QAI Le point sur la réglementation dans les ERP

Qualité de l'air ambiant dans les ERP, une question de santé publique
La qualité de l’air ambiant influe directement sur la santé. L’air intérieur peut être pollué par de multiples facteurs : matériaux de construction ou de décoration, systèmes de chauffage, produits d’entretien, tabagisme, etc. L’impact sur la santé de la mauvaise qualité de l’air ambiant a été évalué à 19 milliards par an en France. Une étude de l’Inserm, menée entre 2009 et 2011, montre que le tiers des écoliers sont concernés par la pollution intérieure des salles de classes.
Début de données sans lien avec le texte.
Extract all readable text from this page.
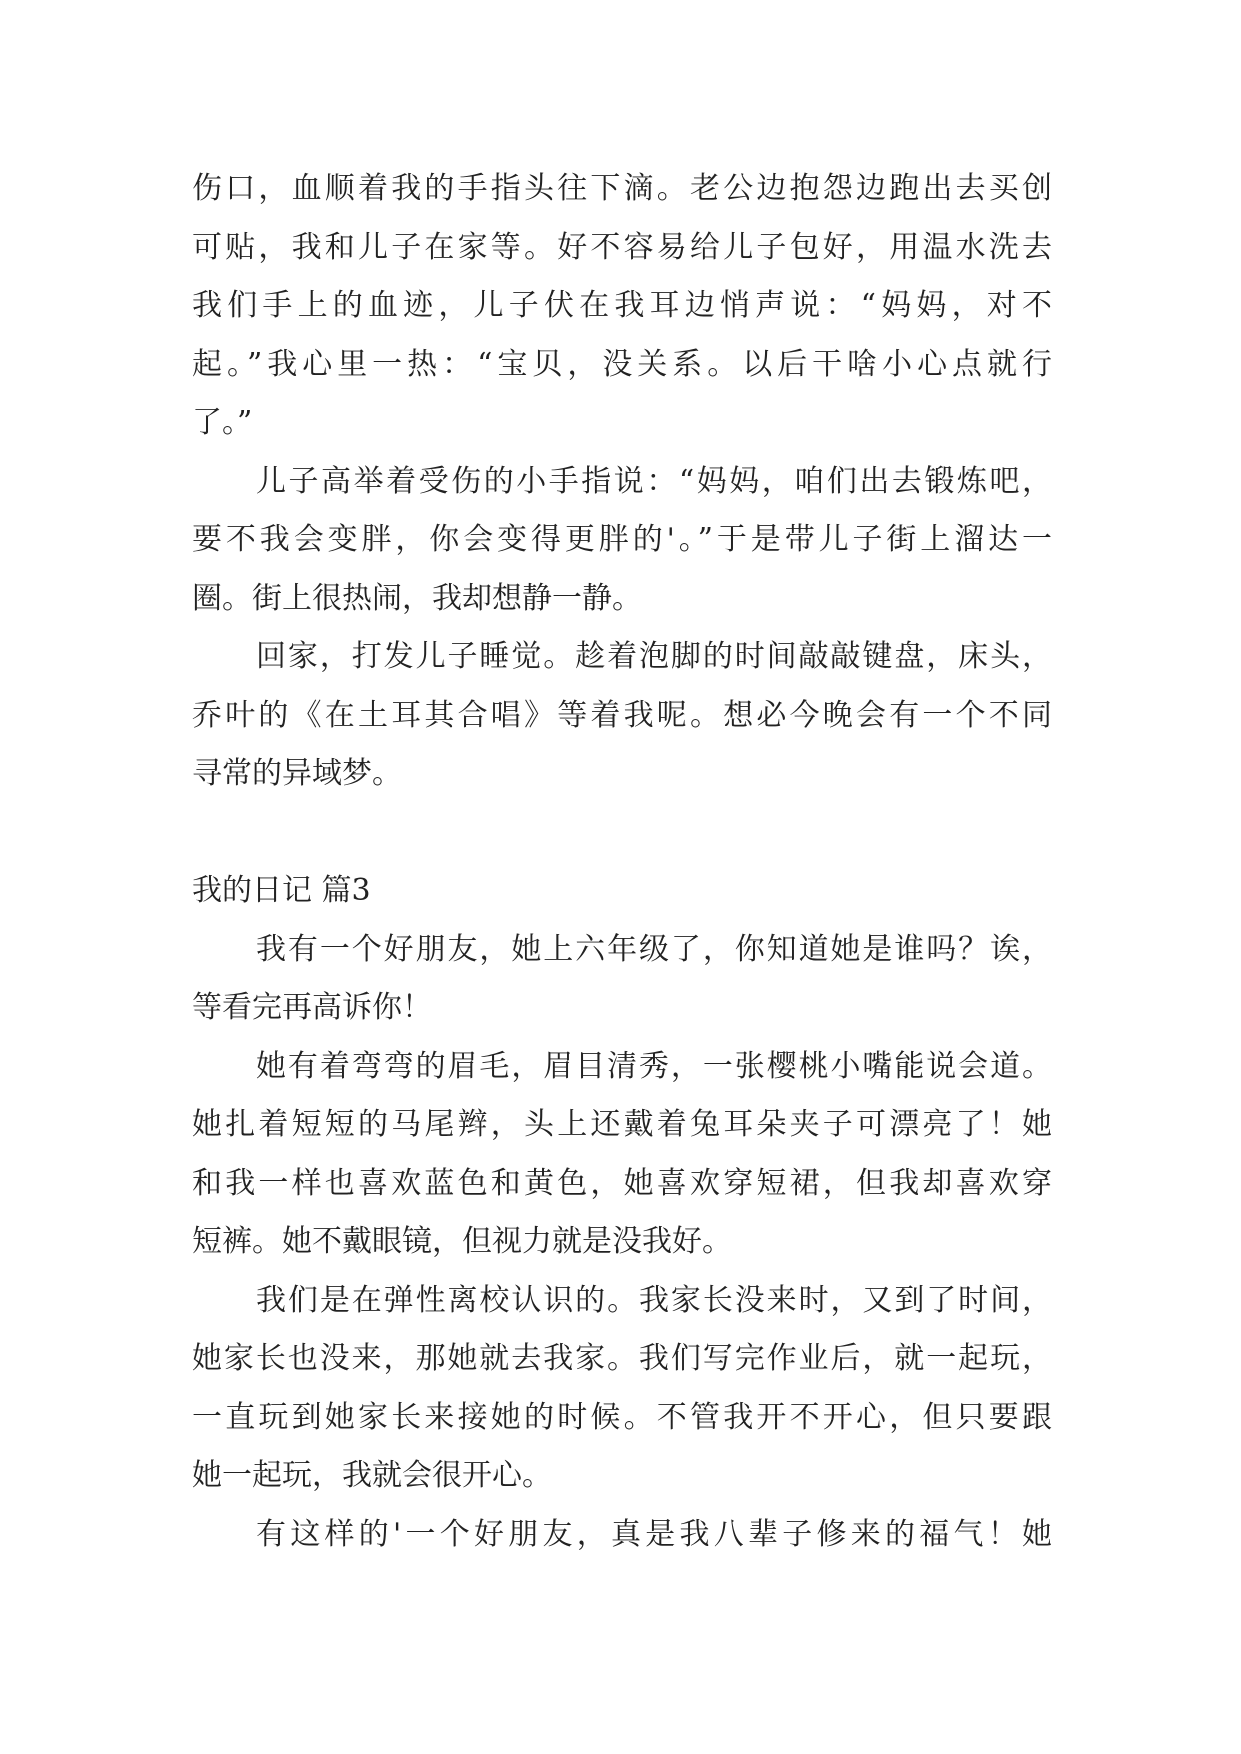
伤口，血顺着我的手指头往下滴。老公边抱怨边跑出去买创
可贴，我和儿子在家等。好不容易给儿子包好，用温水洗去
我们手上的血迹，儿子伏在我耳边悄声说：“妈妈，对不
起。”我心里一热：“宝贝，没关系。以后干啥小心点就行
了。”
儿子高举着受伤的小手指说：“妈妈，咱们出去锻炼吧，
要不我会变胖，你会变得更胖的'。”于是带儿子街上溜达一
圈。街上很热闹，我却想静一静。
回家，打发儿子睡觉。趁着泡脚的时间敲敲键盘，床头，
乔叶的《在土耳其合唱》等着我呢。想必今晚会有一个不同
寻常的异域梦。
我的日记 篇3
我有一个好朋友，她上六年级了，你知道她是谁吗？诶，
等看完再高诉你！
她有着弯弯的眉毛，眉目清秀，一张樱桃小嘴能说会道。
她扎着短短的马尾辫，头上还戴着兔耳朵夹子可漂亮了！她
和我一样也喜欢蓝色和黄色，她喜欢穿短裙，但我却喜欢穿
短裤。她不戴眼镜，但视力就是没我好。
我们是在弹性离校认识的。我家长没来时，又到了时间，
她家长也没来，那她就去我家。我们写完作业后，就一起玩，
一直玩到她家长来接她的时候。不管我开不开心，但只要跟
她一起玩，我就会很开心。
有这样的'一个好朋友，真是我八辈子修来的福气！她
C’est pourquoi un Plan d’actions sur la qualité de l’air intérieur a été lancé en 2013.

Plusieurs actions ont été préconisées, dont notamment :

  • La surveillance de la qualité de l’air dans les ERP accueillant un public sensible
  • L'information et l'étiquetage des produits susceptibles de polluer l’air ambiant
  • La mise en place de valeurs guides pour certains polluants

Ce plan a été intégré au Plan national santé environnement et devra être décliné en régions.
Les articles L. 221-8 et R. 221-30 et suivants du code de l’environnement énoncent les obligations pour les ERP accueillant un public sensible : crèches, écoles jusqu’au lycée, centres de loisirs. L’arrêté du 1er juin 2016 précise les modalités de surveillance de la qualité de l'air dans certains ERP.

Une surveillance particulière pour les établissements scolaires et la petite enfance

La surveillance de l’air dans ces établissements comporte plusieurs volets :

  • une évaluation des dispositifs d’aération
  • la mise en oeuvre soit d’une campagne de mesure des polluants, soit d’une autoévaluation au moyen d’un guide pratique.
    Des kits de mesure sont mis à disposition des écoles et des crèches.
    Cette surveillance doit déboucher sur un programme d’actions de prévention. A défaut, la qualité de l’air sera mesurée au moins tous les 7 ans.
    Les campagnes de mesure doivent être réalisées par un organisme accrédité Cofrac (LAB REF 30 ou équivalent).
    Cette surveillance doit intervenir :
  • avant le 1er janvier 2018 pour les structures accueillant des enfants de moins de 6 ans, les écoles maternelles et élémentaires
  • avant 2020 pour les centres de loisirs, les collèges et lycées
  • avant 2023 pour les autres établissements.
    Deux substances toxiques sont particulièrement surveillées : le formaldéhyde et le benzène. Des valeurs guides ont été définies de façon à réduire le niveau de concentration de ces polluants dans l’air ambiant :
  • formaldéhyde : exposition prolongée inférieure à 30 µg/m³ au 1er janvier 2015 et à 10 µg/m³ à partir du 1er janvier 2023
  • benzène : 2 µg/m³ depuis le 1er janvier 2016.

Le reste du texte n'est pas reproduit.